This should be very easy but I can't find a good answer:
I want to collect a number of scalars, for example the means of several variables (or regression outputs, or test statistics, or p-values), into one object to be used in plotting or as a variable etc.
Consider a dataset like:
clear
input str3 iso3 var1 var2 var3
GBR 10 13 12
USA 9 7 4
FRA 8 8 7
end
Say I get the scalars I want to collect from a loop:
foreach i in var1 var2 var3{
mean `i'
matrix A= r(table)
scalar s_`i'= A[1,1]
}
Now I can display s_var1
for example but how do I get an object which simply gives me [9, 9.3333, 7.6666]
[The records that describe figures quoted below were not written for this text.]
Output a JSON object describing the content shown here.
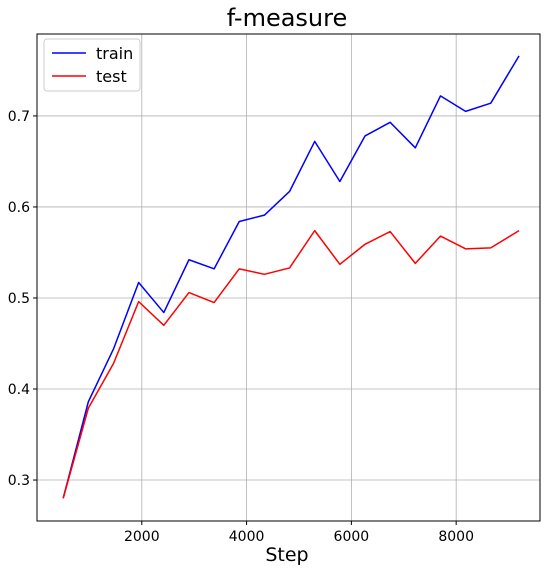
{
  "chart_data": {
    "type": "line",
    "title": "f-measure",
    "xlabel": "Step",
    "ylabel": "",
    "xlim": [
      0,
      9600
    ],
    "ylim": [
      0.255,
      0.79
    ],
    "xticks": [
      2000,
      4000,
      6000,
      8000
    ],
    "yticks": [
      0.3,
      0.4,
      0.5,
      0.6,
      0.7
    ],
    "grid": true,
    "legend": "top-left",
    "x": [
      500,
      980,
      1460,
      1940,
      2420,
      2900,
      3380,
      3860,
      4340,
      4820,
      5300,
      5780,
      6260,
      6740,
      7220,
      7700,
      8180,
      8660,
      9200
    ],
    "series": [
      {
        "name": "train",
        "color": "#0000ff",
        "values": [
          0.28,
          0.386,
          0.444,
          0.517,
          0.484,
          0.542,
          0.532,
          0.584,
          0.591,
          0.617,
          0.672,
          0.628,
          0.678,
          0.693,
          0.665,
          0.722,
          0.705,
          0.714,
          0.766
        ]
      },
      {
        "name": "test",
        "color": "#ff0000",
        "values": [
          0.28,
          0.379,
          0.428,
          0.496,
          0.47,
          0.506,
          0.495,
          0.532,
          0.526,
          0.533,
          0.574,
          0.537,
          0.559,
          0.573,
          0.538,
          0.568,
          0.554,
          0.555,
          0.574
        ]
      }
    ]
  }
}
to use for plotting or as a variable? Ideally without losing the original dataset? Of course, my actual dataset is not 3x3 but much longer.
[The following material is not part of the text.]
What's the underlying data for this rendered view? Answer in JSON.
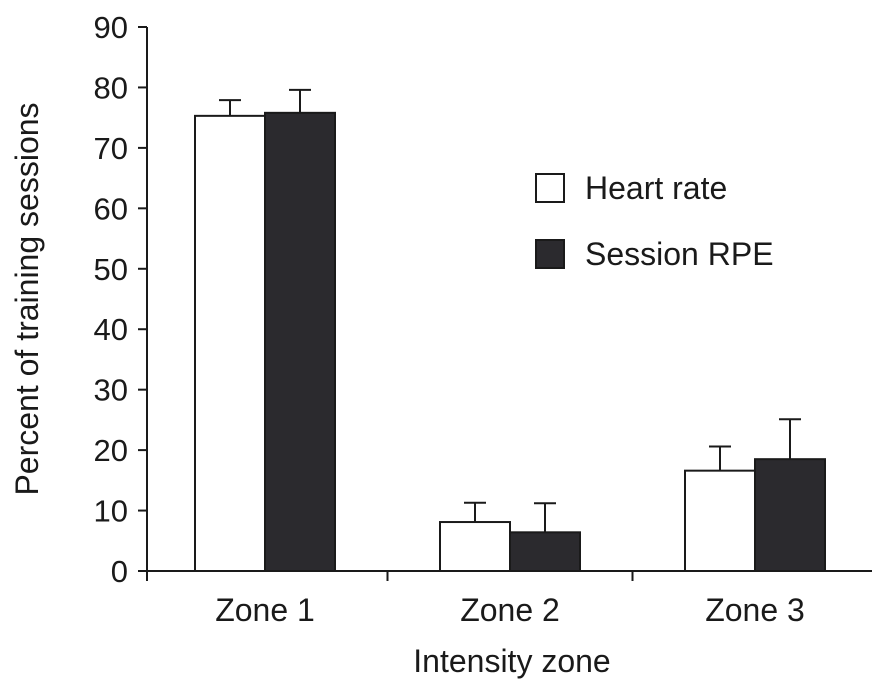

Edit: After clarifications in the comments, the most straightforward answer is in Robertos Edit. Ander2ed's answer give intuition towards programming the problem directly.
Setting up the data to create a graph ultimately depends on the structure of your dataset, required computations, (maybe) the size of your dataset, and the type of graph.
A nonsensical example:
clear
input str3 iso3 var1 var2 var3
GBR 10 13 12
USA 9 7 4
FRA 8 8 7
end
preserve
collapse var*
gen i = _n
reshape long var, i(i)
graph twoway line var _j
restore
collapse
here is an example of some computation, but it can be anything. I use preserve
and restore
to easily go back to the original data. This may or may not be the best approach, but like I mentioned before, it really depends on the problem at hand.
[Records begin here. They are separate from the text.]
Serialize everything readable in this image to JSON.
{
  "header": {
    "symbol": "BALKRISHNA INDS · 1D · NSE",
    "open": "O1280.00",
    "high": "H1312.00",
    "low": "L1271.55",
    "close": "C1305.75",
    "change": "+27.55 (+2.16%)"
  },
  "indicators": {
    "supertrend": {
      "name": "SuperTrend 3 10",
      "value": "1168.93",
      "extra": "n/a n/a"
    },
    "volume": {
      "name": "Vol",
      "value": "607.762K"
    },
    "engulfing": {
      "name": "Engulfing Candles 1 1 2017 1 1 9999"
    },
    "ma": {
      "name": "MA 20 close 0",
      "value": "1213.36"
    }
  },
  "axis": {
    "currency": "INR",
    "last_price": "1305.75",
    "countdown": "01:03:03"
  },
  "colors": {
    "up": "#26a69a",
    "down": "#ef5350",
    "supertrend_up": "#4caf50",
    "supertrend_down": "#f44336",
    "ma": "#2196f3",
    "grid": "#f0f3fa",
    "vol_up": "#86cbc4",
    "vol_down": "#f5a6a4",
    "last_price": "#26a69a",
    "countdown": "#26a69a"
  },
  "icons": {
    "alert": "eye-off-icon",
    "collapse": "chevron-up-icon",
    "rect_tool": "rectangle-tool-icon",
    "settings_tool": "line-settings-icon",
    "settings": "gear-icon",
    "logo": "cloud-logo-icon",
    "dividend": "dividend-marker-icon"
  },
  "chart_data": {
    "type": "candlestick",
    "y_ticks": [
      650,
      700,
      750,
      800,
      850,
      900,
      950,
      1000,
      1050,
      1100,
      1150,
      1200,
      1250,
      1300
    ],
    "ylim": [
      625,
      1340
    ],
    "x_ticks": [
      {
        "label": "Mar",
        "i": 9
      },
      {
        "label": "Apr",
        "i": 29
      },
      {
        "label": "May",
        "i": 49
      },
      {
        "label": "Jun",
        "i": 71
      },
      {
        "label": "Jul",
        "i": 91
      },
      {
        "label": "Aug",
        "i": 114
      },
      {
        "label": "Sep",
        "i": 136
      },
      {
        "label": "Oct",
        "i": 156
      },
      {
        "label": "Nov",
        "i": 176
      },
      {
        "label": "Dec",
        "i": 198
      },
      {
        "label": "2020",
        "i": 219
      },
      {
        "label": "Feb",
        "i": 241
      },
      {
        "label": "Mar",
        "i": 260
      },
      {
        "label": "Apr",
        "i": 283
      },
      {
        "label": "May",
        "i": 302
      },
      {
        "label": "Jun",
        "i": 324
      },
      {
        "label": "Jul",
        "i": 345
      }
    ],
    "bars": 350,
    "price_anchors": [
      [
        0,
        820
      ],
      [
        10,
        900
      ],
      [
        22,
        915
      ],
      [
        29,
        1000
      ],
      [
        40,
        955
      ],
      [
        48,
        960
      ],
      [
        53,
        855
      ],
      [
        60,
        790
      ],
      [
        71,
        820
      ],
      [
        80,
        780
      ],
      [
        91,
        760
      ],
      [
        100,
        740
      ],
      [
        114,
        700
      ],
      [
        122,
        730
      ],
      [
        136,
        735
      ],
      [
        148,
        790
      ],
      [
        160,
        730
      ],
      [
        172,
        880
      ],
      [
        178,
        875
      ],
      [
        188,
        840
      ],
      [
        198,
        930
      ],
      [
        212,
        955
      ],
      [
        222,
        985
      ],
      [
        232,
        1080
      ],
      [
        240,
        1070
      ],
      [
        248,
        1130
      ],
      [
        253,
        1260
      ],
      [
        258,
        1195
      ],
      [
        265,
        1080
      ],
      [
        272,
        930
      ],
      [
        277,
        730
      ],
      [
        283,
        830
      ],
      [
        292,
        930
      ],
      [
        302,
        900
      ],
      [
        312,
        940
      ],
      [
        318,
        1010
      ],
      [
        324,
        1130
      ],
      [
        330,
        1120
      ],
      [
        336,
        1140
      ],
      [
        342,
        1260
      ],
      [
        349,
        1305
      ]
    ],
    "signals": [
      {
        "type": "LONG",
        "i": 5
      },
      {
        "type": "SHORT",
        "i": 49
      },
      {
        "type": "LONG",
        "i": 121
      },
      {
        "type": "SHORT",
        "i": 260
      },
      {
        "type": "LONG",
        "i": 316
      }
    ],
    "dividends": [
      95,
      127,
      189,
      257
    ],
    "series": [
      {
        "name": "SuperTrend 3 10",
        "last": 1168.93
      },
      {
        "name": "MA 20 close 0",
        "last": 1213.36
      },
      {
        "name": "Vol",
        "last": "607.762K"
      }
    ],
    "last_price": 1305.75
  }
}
In response to your comment, you probably want postfile
. An example (pretty much from the manual):
clear
set more off
*----- example data -----
input str3 iso3 var1 var2 var3
GBR 10 13 12
USA 9 7 4
FRA 8 8 7
end
*----- what you want -----
tempfile results
tempname sim
postfile `sim' mean var using `results', replace
quietly {
foreach v of varlist var? {
summarize `v'
post `sim' (r(mean)) (r(Var))
}
}
postclose `sim'
list // original ok
use `results', clear
list // results to graph
postfile
is very flexible. Just read the manual entry and experiment.